Além do PCB e do PC do B, existem, em certos setores
da opinião pública brasileira, laivos mais ou menos imprecisos de socialismo. Há
mais ou menos por toda parte, mas notadamente na camada de nível sócio-econômico
mais alto, a ilusão de que o socialismo constitui uma tendência rumo a uma
política sócio-econômica voltada a favorecer as classes necessitadas. Enquanto
tal, mereceria ele alguma simpatia. E, naturalmente, também alguma
desconfiança, porque as próprias pessoas que são levadas a interpretar deste
modo benévolo a palavra "socialismo", têm o receio de que — a par
desse desejo de beneficiar as classes pobres — os socialistas abriguem na alma
o desejo de inverter a ordem social.
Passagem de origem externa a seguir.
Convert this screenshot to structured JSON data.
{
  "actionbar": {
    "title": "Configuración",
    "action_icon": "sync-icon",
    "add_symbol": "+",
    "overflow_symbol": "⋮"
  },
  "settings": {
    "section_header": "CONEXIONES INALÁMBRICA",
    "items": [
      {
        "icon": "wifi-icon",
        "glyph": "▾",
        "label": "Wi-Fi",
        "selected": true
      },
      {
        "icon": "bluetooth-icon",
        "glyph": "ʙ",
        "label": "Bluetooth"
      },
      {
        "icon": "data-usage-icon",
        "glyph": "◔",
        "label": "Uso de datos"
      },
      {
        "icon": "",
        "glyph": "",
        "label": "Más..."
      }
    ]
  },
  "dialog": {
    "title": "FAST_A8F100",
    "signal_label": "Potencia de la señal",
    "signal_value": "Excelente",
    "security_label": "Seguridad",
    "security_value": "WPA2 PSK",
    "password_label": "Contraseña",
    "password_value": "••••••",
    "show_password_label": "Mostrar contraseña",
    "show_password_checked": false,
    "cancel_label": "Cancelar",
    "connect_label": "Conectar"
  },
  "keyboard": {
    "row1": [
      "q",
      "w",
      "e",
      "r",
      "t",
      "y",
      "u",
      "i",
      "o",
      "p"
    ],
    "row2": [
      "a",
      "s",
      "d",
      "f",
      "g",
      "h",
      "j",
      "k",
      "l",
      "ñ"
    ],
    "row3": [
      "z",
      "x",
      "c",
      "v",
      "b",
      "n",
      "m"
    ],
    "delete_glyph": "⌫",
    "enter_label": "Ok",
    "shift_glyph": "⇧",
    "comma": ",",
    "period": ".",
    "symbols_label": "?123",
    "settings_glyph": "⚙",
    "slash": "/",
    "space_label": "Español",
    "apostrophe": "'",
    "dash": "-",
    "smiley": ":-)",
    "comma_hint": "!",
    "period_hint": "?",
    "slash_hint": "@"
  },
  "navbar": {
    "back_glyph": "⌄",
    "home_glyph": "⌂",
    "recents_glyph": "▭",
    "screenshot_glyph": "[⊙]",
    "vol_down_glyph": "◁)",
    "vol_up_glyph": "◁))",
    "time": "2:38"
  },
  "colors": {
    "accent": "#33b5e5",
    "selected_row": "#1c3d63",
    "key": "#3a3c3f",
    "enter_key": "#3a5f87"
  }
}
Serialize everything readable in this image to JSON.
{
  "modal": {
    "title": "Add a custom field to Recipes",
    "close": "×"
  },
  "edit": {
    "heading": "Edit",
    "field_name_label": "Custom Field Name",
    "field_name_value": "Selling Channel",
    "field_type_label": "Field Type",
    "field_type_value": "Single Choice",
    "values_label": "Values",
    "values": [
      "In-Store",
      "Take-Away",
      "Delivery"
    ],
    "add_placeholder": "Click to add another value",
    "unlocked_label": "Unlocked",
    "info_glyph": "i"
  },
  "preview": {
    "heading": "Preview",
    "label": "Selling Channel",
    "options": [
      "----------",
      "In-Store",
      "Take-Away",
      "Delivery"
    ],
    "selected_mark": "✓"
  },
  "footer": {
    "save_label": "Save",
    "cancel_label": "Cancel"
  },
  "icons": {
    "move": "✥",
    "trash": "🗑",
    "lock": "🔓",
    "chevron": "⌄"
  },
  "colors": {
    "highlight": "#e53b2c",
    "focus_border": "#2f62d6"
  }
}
E é por esta mesma razão que, embora os
laivos de socialismo sejam, sob algum ponto de vista, generalizados, entretanto
o socialismo progride pouco. Muitos dos que simpatizam com ele... dele
desconfiam.
Além disto, há partidos que se dizem mais ou menos
socialistas, ou mais ou menos esquerdistas: que densidade de esquerdismo e de
socialismo real apresentam? Sou inclinado a pensar que é uma densidade muito
pequena. Suas bases eleitorais não têm sentido socialista. São levadas aos respectivos
partidos por amizades pessoais, por preferências individuais a favor deste ou
daquele candidato etc. Entre as próprias cúpulas partidárias, a tendência para
dar um colorido socialista ao partido exprime muitas vezes o desejo de obter o
apoio dos meios de comunicação social. Nestes, sim, a influência comunista e
socialista é bastante grande. E, afirmar-se socialista, com prudente moderação,
é abrir para si as portas de numerosos jornais, rádios e TVs. Combater o
socialismo ou o comunismo é, pelo contrário, fechar essas portas.
Como o Sr. vê, o socialismo e o comunismo são, deste
ponto de vista, poderosos. Eles têm sobretudo apoios preciosos em dispositivos
chaves de formação da opinião pública. Mas, por mais que os grandes órgãos de
comunicação social façam propaganda socialista, o grosso da opinião pública se
conserva céptica em relação a ela. Se, portanto, o comunismo e o socialismo têm
no Brasil alguma capacidade de influenciar e de agir — e isto eu não nego — tal
capacidade provém de outra fonte. Isto é, da chamada "esquerda
católica". Esta, sim, é bastante generalizada no Clero. E, com o apoio
bem menos eficaz de setores da alta burguesia e dos círculos da chamada
"intelligentzia" nacional, a "esquerda católica” constitui uma
alavanca bastante grande. Mas que só tem verdadeira influência popular em razão
do prestígio eclesiástico, imensamente maior do que o dos lideres de salão ou
de livraria.
n
Muitos no
Brasil consideram a Igreja Católica a força mais ativa no cenário nacional. Como
é notório, ela se dividiu em várias correntes que se combatem, o que a impede de
se manifestar univocamente. Os católicos, em boa parte, não sabem bem a quem
seguir. O Sr. pensa que um grande encontro das lideranças católicas para um
debate público de suas posições, seria benéfico? Pelo menos, ajudaria a
esclarecer posições?
DESDE QUE esse encontro seja bem ordenado, e se
realize com a seriedade e o método necessários, sou entusiasta dele. Já tive
ocasião de propor um encontro desses em mais de um artigo na "Folha de S.
Paulo". Como o Sr. sabe, os artigos que escrevo para esse matutino são
reproduzidos em vários outros órgãos da imprensa nacional. Dos elementos da
"esquerda católica" não tive a menor repercussão favorável. Em rigor,
isto deveria causar estranheza, porque a "esquerda católica" se gaba
de favorecer todas as manifestações livres da opinião. Não posso compreender
como, precisamente no relacionamento entre católicos, ela não se manifeste
também propensa a tal. Na Europa é tradição que os intelectuais católicos, não
só clérigos como leigos, se reunam periodicamente para debate dos grandes temas
nacionais, debaixo do ponto de vista católico.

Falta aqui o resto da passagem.